2 The Therapeutae were itinerant healers in the first century CE. The Latin term is derived from Philo’s Greek Therapeutai (Θϵραπϵυταί), and denotes ‘one who is attendant to the gods’, that is, a healing conduit who treats dis-ease in both a spiritual and more strictly medical sense (New World Encyclopedia Citation2020). The word Therapeutae is also cognate with the Sanskrit ‘Theravadan’, an early Buddhist tradition originating in India, where Buddhism had been established some 500 years earlier. The Theravadan monks and nuns were sent by Ashoka singly and in groups along the tentacular Silk Road to spread the teachings and healings of the early Buddhist traditions. The Therapeutae were the link among various healing traditions; Ayurvedic Buddhists, the Greek followers of Asklepios some two hundred years later and Jewish charismatic healers like Jesus were linked by the single belief that dis-ease caused illness, and that it was necessary to re-establish ease or balance as its remedy, and that spiritual healing was fundamental to all types of sickness, soul torment and madness. The philosopher Philo describes that historical moment in some detail (Fordham University Citation2021).

3 In terms of the healing qualities of mask and masquing that resonates through these performances, we should note that mask was also called persona, which literally means ‘hearing through’. The term is borrowed from Latin, but derived from the Ancient Greek πρόσωπον (prósōpon, face or appearances). In the Ancient Greek and Roman theatre, then, the mask was not simply an amplification of the face and appearances but of voice and sound as well. It might very well be that mask was intended to transmit sight and song to those in the Asklepieion as well as to the back rows of the theatre.

4 See Pleading in the Blood: The art and performances of Ron Athey (Johnson Citation2013) to engage with the ‘blood readings’ of Athey and Franko B respectively, and how the work of each was received at the time.

5 The main actors in the following notes, Physarum polycephalum—the ‘slime mould’, as they are rather disparagingly named—belongs to an obscure sixth kingdom of life, the Mycetozoa, a microbial form that branched off from the evolutionary tree before animals split from plants and fungi. Its name means ‘many headed’. P. polycephalum is a golden-brown creature of constantly changing boundaries, an ancient, strangely intelligent organism with no brain or nervous system, enveloping prey in its flows until some stressor—hunger, thirst, diminishing habitat, parasitic invasion, climate distress—drives them to release their Strange Attractor, a chemical distress call (Alim et al. Citation2017).

6 When the stress alarm is sounded, the solitary single-cell creatures organize themselves into a cooperative community, an acellular plasmodium. Previously invisible, they coalesce into visibility as they meet and transform from a multiplicity into a single organism, dissolving boundaries, cell walls and individual identities in order to form a single fruit designed to disseminate their genetic information. And there are costs in doing so: some of the creatures must sacrifice themselves to become a portion of the fruiting stalk that now rises slowly above the viscous body in order to hold aloft the fruit that will burst and spread cellular spores to new, more habitable locales.

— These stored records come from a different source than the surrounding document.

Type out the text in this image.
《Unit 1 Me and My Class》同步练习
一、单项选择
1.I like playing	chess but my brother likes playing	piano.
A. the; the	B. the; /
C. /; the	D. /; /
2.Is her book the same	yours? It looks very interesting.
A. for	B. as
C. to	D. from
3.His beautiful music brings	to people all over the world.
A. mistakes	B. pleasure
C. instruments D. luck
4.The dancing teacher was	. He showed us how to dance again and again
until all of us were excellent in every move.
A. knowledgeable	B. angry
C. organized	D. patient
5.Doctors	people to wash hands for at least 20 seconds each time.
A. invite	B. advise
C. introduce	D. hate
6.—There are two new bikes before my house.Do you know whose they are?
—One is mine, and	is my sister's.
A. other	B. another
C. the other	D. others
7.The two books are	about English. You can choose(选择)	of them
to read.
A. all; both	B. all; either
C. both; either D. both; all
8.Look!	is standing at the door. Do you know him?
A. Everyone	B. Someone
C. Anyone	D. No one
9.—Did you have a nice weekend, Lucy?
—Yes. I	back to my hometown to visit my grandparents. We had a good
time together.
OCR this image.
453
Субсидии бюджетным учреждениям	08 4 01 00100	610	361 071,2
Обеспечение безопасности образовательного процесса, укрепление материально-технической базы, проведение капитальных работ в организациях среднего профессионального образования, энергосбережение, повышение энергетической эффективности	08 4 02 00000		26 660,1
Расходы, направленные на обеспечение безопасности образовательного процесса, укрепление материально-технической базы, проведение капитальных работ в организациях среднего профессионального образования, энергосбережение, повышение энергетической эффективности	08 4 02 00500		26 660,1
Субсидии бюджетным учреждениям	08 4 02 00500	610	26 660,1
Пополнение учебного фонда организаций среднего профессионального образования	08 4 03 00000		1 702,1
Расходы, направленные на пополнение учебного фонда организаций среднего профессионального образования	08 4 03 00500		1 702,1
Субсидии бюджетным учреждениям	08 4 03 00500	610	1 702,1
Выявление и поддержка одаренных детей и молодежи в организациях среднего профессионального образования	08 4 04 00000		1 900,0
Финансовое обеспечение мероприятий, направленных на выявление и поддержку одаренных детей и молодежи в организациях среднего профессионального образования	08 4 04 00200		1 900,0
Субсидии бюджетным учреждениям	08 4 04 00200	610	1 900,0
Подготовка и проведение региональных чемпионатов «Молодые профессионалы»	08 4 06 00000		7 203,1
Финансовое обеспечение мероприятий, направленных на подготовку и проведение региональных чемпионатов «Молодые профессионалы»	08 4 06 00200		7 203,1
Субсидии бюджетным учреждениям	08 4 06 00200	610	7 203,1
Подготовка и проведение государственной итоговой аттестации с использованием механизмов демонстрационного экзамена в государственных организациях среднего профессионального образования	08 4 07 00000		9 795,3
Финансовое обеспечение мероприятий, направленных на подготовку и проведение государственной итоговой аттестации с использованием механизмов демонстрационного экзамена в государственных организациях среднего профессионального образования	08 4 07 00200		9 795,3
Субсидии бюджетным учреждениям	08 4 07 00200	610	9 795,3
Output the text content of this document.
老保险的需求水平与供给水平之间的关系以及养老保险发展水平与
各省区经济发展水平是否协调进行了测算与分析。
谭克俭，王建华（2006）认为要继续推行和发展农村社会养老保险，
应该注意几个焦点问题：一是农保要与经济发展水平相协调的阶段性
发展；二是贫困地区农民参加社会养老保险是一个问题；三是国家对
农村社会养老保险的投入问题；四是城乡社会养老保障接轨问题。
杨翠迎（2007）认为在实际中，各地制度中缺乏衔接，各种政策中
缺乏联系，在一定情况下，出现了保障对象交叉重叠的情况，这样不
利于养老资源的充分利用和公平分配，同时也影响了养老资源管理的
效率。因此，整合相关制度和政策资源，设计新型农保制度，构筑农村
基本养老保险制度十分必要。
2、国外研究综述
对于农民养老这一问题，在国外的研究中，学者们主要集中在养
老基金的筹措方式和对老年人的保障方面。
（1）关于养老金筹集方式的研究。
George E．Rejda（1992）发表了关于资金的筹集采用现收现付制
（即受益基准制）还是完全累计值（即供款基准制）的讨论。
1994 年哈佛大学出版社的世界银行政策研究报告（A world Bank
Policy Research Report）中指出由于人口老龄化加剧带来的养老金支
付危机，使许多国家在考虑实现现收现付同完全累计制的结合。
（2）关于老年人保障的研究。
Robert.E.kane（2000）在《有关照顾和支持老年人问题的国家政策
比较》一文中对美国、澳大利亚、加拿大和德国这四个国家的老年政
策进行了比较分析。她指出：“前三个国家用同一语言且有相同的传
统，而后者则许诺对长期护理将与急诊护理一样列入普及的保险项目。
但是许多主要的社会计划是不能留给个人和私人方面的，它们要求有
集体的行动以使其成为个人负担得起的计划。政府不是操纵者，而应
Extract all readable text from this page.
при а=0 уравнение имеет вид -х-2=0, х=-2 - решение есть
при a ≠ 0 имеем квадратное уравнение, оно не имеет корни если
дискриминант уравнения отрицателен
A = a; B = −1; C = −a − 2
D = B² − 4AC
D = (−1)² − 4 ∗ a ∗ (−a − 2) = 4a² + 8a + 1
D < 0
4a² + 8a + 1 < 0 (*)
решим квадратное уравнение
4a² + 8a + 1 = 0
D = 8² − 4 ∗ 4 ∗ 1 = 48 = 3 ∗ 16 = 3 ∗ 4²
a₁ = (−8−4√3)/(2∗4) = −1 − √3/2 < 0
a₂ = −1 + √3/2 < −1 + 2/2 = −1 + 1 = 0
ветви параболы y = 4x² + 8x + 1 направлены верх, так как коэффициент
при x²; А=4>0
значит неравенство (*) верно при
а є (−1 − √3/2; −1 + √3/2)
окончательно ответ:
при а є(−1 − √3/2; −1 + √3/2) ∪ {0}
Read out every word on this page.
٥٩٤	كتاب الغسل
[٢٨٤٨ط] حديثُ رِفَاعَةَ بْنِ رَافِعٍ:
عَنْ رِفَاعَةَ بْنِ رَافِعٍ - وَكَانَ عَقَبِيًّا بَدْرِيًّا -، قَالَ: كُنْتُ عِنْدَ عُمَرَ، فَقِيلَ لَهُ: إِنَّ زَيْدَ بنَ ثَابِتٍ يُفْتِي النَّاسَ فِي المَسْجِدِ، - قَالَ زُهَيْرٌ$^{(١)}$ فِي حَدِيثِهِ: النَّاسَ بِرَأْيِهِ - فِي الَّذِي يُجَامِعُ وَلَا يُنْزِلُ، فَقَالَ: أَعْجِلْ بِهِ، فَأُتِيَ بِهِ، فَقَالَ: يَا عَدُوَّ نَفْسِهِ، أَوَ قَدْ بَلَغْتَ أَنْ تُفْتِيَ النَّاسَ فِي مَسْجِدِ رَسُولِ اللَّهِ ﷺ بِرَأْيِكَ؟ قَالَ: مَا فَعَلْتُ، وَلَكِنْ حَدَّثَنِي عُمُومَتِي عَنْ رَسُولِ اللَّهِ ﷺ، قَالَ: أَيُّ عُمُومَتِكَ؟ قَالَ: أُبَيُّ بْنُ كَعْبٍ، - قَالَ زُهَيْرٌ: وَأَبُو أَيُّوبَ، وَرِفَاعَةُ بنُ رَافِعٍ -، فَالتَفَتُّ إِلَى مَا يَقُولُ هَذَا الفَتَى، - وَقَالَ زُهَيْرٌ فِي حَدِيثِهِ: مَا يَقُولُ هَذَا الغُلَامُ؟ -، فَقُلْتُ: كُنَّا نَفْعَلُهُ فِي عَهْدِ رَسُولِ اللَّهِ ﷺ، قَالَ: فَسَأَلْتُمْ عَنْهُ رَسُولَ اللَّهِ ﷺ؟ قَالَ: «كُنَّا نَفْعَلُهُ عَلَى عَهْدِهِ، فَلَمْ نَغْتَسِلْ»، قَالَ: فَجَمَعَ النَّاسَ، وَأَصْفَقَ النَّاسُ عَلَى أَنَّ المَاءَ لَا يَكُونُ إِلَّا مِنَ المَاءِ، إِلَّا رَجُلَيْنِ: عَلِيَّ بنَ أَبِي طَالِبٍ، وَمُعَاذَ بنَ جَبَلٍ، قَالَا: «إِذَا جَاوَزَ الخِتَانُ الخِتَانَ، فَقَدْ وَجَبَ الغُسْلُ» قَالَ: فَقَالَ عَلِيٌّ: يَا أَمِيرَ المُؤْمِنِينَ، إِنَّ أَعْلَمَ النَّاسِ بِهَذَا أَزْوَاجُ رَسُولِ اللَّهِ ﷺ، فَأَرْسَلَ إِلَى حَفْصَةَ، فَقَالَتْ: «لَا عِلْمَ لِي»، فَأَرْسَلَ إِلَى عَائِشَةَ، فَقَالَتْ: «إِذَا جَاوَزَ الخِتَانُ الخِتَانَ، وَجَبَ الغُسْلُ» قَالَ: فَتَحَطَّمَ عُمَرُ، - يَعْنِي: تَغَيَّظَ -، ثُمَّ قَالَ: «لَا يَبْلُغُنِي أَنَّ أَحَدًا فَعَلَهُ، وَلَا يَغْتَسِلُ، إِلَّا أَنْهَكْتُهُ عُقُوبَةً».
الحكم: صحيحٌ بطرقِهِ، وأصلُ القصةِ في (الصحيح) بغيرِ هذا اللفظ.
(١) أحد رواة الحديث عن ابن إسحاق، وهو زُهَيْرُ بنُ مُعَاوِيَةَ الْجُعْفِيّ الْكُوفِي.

7 In their movements as a single person (in the animist sense) P. polycephalum form/s spatial memories. They can navigate mazes modelled on the Tokyo transit system intelligently and efficiently (Sheldrake Citation2020: 15). They learn and teach others of its species, moving seemingly chaotically, changing directions, pulsating, moving as a Body-without-Organs, shapeless, permeating/being permeated, all in response to distress signals in its environment.

8 They move through space during crises, organizing, confronting and eluding danger, finding shared sustenance among themselves. They follow the flows and current, the spoors and pathways, in order to disseminate their information. And while some may sacrifice themselves in order to broadcast their core messages of life into the future, they do so in the course of preserving their community at all costs. These creatures, these persons, are primordial. They endure.